Selon le professeur Georgiy Kasianov, directeur du département d’histoire contemporaine à l’Institut d’histoire ukrainien, il est important de se rappeler que bon nombre des individus qui ont poussé à la décommunisation conservent encore une influence significative. Donc le changement de la politique mémorielle de l’ère Porochenko ne se fera pas « en un jour, un mois ou même un an », dit-il.

Le professeur Georgiy Kasianov. (Capture d’écran)
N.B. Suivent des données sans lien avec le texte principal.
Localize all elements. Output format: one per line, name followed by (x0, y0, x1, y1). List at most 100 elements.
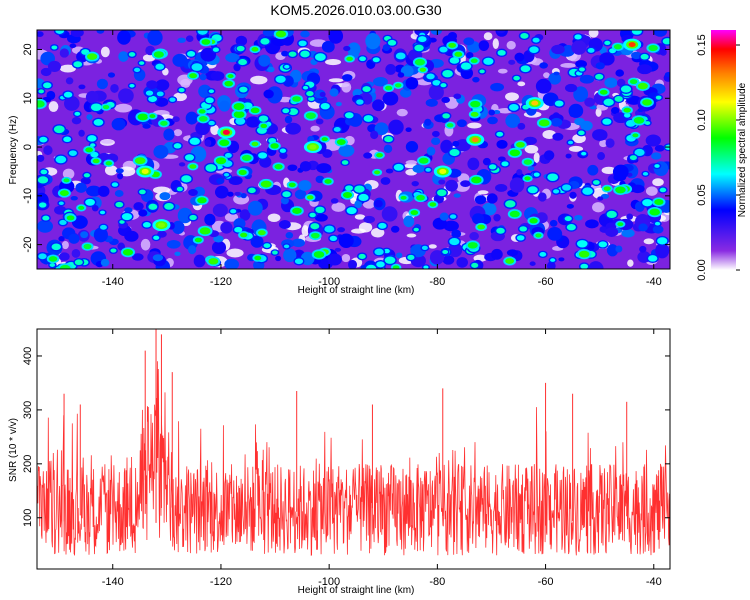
heatmap-blob (363, 215, 375, 224)
heatmap-blob (99, 210, 106, 215)
heatmap-blob (615, 69, 625, 77)
heatmap-blob (470, 100, 481, 108)
heatmap-blob (199, 73, 207, 81)
heatmap-blob (606, 244, 619, 257)
heatmap-blob (309, 212, 316, 218)
heatmap-blob (208, 89, 214, 94)
heatmap-blob (411, 181, 419, 187)
heatmap-y-axis: -20 -10 0 10 20 (22, 43, 670, 253)
heatmap-blob (285, 122, 301, 135)
heatmap-blob (520, 65, 531, 73)
heatmap-blob (469, 232, 479, 241)
heatmap-blob (242, 154, 252, 162)
heatmap-blob (547, 173, 559, 182)
heatmap-blob (83, 177, 91, 185)
heatmap-blob (416, 194, 425, 201)
heatmap-blob (405, 141, 419, 153)
heatmap-gap (341, 253, 351, 263)
heatmap-blob (597, 196, 604, 201)
heatmap-blob (189, 137, 200, 145)
heatmap-blob (439, 46, 448, 53)
heatmap-blob (275, 30, 287, 38)
heatmap-blob (40, 169, 48, 175)
heatmap-blob (146, 80, 158, 89)
heatmap-blob (509, 210, 520, 218)
heatmap-blob (342, 74, 353, 82)
heatmap-blob (365, 264, 377, 269)
heatmap-gap (467, 122, 482, 129)
heatmap-blob (97, 185, 110, 197)
heatmap-blob (634, 148, 645, 157)
heatmap-blob (236, 45, 245, 52)
y-tick-label: 100 (22, 509, 34, 527)
heatmap-blob (219, 139, 230, 147)
heatmap-blob (55, 30, 65, 34)
heatmap-blob (488, 164, 497, 170)
heatmap-blob (181, 175, 192, 183)
heatmap-gap (59, 64, 77, 73)
heatmap-blob (110, 84, 119, 93)
heatmap-blob (280, 197, 289, 205)
heatmap-blob (387, 39, 397, 46)
heatmap-blob (37, 100, 45, 108)
heatmap-blob (562, 45, 574, 54)
heatmap-blob (487, 116, 498, 125)
heatmap-blob (70, 195, 78, 201)
heatmap-blob (449, 214, 457, 219)
heatmap-blob (71, 248, 81, 258)
heatmap-blob (585, 219, 599, 229)
heatmap-blob (376, 261, 385, 268)
heatmap-blob (633, 116, 645, 124)
heatmap-blob (53, 125, 65, 134)
heatmap-gap (328, 78, 344, 83)
heatmap-blob (148, 95, 158, 103)
heatmap-blob (83, 173, 91, 178)
heatmap-blob (258, 115, 269, 122)
heatmap-gap (61, 240, 69, 250)
heatmap-gap (310, 125, 320, 132)
heatmap-blob (142, 222, 151, 228)
heatmap-blob (210, 71, 225, 81)
heatmap-blob (630, 184, 645, 194)
heatmap-blob (514, 52, 525, 62)
heatmap-blob (306, 91, 314, 97)
heatmap-blob (432, 79, 441, 86)
heatmap-blob (655, 95, 662, 100)
heatmap-blob (294, 189, 307, 200)
heatmap-blob (250, 235, 264, 248)
heatmap-blob (260, 38, 270, 45)
heatmap-gap (358, 222, 373, 233)
heatmap-blob (55, 155, 67, 164)
heatmap-blob (405, 127, 412, 133)
heatmap-blob (588, 261, 604, 269)
heatmap-blob (539, 62, 548, 69)
heatmap-gap (250, 75, 268, 85)
heatmap-blob (142, 123, 151, 129)
heatmap-blob (129, 83, 135, 88)
heatmap-blob (454, 51, 463, 57)
heatmap-blob (599, 89, 608, 95)
heatmap-blob (69, 43, 77, 49)
heatmap-blob (554, 100, 564, 107)
heatmap-blob (460, 62, 472, 70)
heatmap-blob (566, 203, 574, 209)
heatmap-gap (114, 103, 133, 113)
heatmap-blob (85, 147, 94, 153)
heatmap-gap (48, 101, 59, 112)
heatmap-blob (263, 89, 274, 99)
heatmap-blob (428, 84, 444, 101)
heatmap-blob (595, 73, 604, 80)
heatmap-blob (321, 137, 328, 142)
heatmap-blob (70, 30, 84, 38)
y-tick-label: 0 (22, 144, 34, 150)
heatmap-blob (83, 243, 92, 250)
heatmap-blob (64, 96, 80, 111)
heatmap-blob (172, 116, 180, 123)
heatmap-blob (370, 130, 379, 140)
heatmap-blob (187, 50, 196, 57)
heatmap-blob (300, 30, 310, 38)
heatmap-blob (497, 49, 506, 56)
heatmap-blob (284, 64, 290, 69)
heatmap-blob (257, 230, 266, 236)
« Drobovych est dans une position très compliquée, car si vous analysez ses interviews, vous verrez qu’il ne soutient pas la politique historique dirigée par Porochenko et Viatrovych, mais dans le même temps il n’est pas en mesure de la changer radicalement. Il n’a pas les ressources institutionnelles et humaines pour faire cela. Dans ses déclarations publiques, il affirme qu’il n’accepte pas le narratif et l’idéal nationaliste de Bandera ; cependant, dans le même temps, il est fonctionnaire et doit respecter la législation ukrainienne sur la mémoire, qui obligent les gens à voir de façon positive les combattants pour l’indépendance de l’Ukraine – et l’OUN et l’UPA sont sur cette liste. »

Des agences ont contribué à cet article.